Można już chyba podsumować efektywność kiełkowania, bo większość siewek pokazało już pierwsze prawdziwe listki i nie wygląda, żeby się jeszcze coś wyłoniło z podłoża.
- fuj (Solanum lycopersicum) – 12/12 (100%)
- ??? (Capsicum annuum, nasiona wydłubane z papryczki z warzywniaka) –
1516/16 (94%100%), zredukowane do 8 siewek - Habanero (Capsicum chinense) – 11/12 (92%)
- Tabasco (Capsicum frutescens) – 8/12 (67%), dwie siewki mają uszkodzone liścienie (pewnie wada nasion), ale dają radę.

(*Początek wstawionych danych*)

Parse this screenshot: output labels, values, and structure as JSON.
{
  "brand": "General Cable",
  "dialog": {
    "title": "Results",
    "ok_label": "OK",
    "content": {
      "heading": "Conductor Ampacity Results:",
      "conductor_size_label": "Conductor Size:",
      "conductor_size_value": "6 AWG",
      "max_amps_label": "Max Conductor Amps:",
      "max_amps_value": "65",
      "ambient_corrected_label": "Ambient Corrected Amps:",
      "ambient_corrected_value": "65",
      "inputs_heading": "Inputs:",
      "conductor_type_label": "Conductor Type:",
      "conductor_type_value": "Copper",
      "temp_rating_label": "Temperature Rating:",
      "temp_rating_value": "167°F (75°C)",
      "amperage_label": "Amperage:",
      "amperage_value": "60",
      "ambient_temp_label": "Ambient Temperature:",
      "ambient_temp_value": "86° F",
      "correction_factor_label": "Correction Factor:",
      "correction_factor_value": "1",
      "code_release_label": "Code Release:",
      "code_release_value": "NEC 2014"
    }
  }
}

- Twilight (Capsicum ???, różne źródła podają różne wersje) – 9/12 (75%)
W sumie mam teraz 48 siewek. Gdy pojawią się drugie pary liści wybiorę i przesadzę po cztery siewki z każdej odmiany.
Update 2012-03-08: wykiełkowało jeszcze jedno nasionko wydłubane z papryczki. Tak więc skuteczność kiełkowania tych papryczek osiągnęła 100%. :-)
Nowa siewka została jednak od razu poddana dekapitacji, żeby nie przeszkadzała starszej siostrze.